BMAL1, a key regulator of circadian rhythms, plays a multifaceted role in brain function. However, the complex interplay between BMAL1, memory, neuroinflammation, and neurotransmitter regulation remains poorly understood. To investigate these interactions, we conducted a study using BMAL1-haplodeficient mice (BMAL1+/−).
We exposed BMAL1+/− mice to behavioral assessments including cued fear conditioning, new objection recognition (NOR) test, and Y-maze test to evaluate BMAL1+/− haplodeficiency impact on memory. Furthermore, biochemical changes were analyzed through western blotting, and ELISA to explore further the mechanism of BMAL1+/− in memory, and neuroinflammation.
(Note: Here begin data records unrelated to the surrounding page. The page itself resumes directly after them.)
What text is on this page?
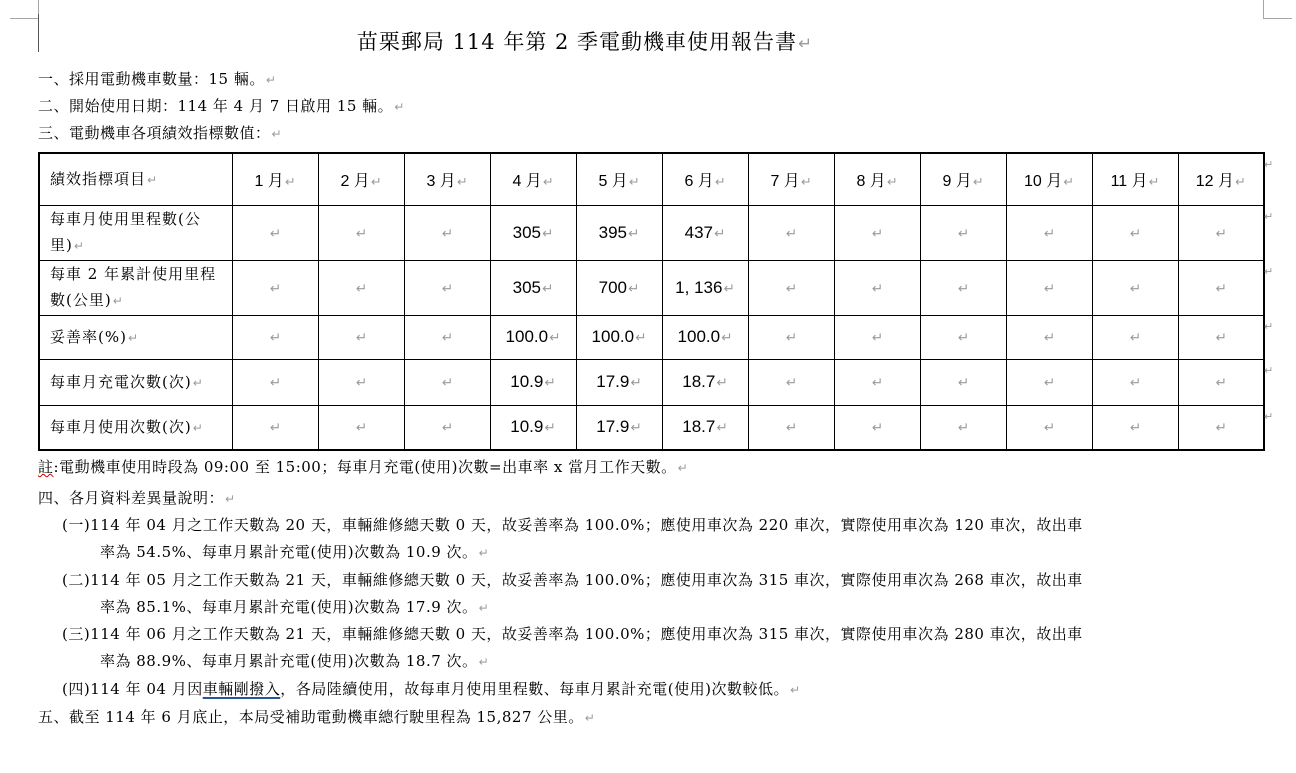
苗栗郵局 114 年第 2 季電動機車使用報告書↵
一、採用電動機車數量：15 輛。↵
二、開始使用日期：114 年 4 月 7 日啟用 15 輛。↵
三、電動機車各項績效指標數值：↵
績效指標項目↵	1 月↵	2 月↵	3 月↵	4 月↵	5 月↵	6 月↵	7 月↵	8 月↵	9 月↵	10 月↵	11 月↵	12 月↵
每車月使用里程數(公里)↵	↵	↵	↵	305↵	395↵	437↵	↵	↵	↵	↵	↵	↵
每車 2 年累計使用里程數(公里)↵	↵	↵	↵	305↵	700↵	1, 136↵	↵	↵	↵	↵	↵	↵
妥善率(%)↵	↵	↵	↵	100.0↵	100.0↵	100.0↵	↵	↵	↵	↵	↵	↵
每車月充電次數(次)↵	↵	↵	↵	10.9↵	17.9↵	18.7↵	↵	↵	↵	↵	↵	↵
每車月使用次數(次)↵	↵	↵	↵	10.9↵	17.9↵	18.7↵	↵	↵	↵	↵	↵	↵
↵
↵
↵
↵
↵
↵
註:電動機車使用時段為 09:00 至 15:00；每車月充電(使用)次數=出車率 x 當月工作天數。↵
四、各月資料差異量說明：↵
(一)114 年 04 月之工作天數為 20 天，車輛維修總天數 0 天，故妥善率為 100.0%；應使用車次為 220 車次，實際使用車次為 120 車次，故出車
率為 54.5%、每車月累計充電(使用)次數為 10.9 次。↵
(二)114 年 05 月之工作天數為 21 天，車輛維修總天數 0 天，故妥善率為 100.0%；應使用車次為 315 車次，實際使用車次為 268 車次，故出車
率為 85.1%、每車月累計充電(使用)次數為 17.9 次。↵
(三)114 年 06 月之工作天數為 21 天，車輛維修總天數 0 天，故妥善率為 100.0%；應使用車次為 315 車次，實際使用車次為 280 車次，故出車
率為 88.9%、每車月累計充電(使用)次數為 18.7 次。↵
(四)114 年 04 月因車輛剛撥入，各局陸續使用，故每車月使用里程數、每車月累計充電(使用)次數較低。↵
五、截至 114 年 6 月底止，本局受補助電動機車總行駛里程為 15,827 公里。↵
We found that BMAL1 haploinsufficiency led to deficits in cued fear learning and memory, while spatial memory and object recognition remained intact. Further analysis revealed dysregulated neurotransmitter levels and alterations in neurotransmitter-related proteins in the prefrontal cortex of BMAL1+/− mice. Pharmacological interventions targeting dopamine uptake or the 5-HT2C receptor demonstrated that inhibiting the 5-HT2C receptor could rescue fear learning and memory impairments in BMAL1+/− mice. Additionally, we observed downregulation of the inflammasome and neuroinflammation pathways in BMAL1+/− mice, which is validated by inflammation mediator lipopolysaccharide (LPS) administration.
These findings highlight that BMAL1 haploinsufficiency leads to deficits in fear learning and memory, which are linked to alterations in neurotransmitters and receptors, particularly the 5-HT2C receptor. Targeting the 5-HT2C receptor may offer a potential therapeutic strategy for mitigating cognitive impairments associated with BMAL1 dysfunction.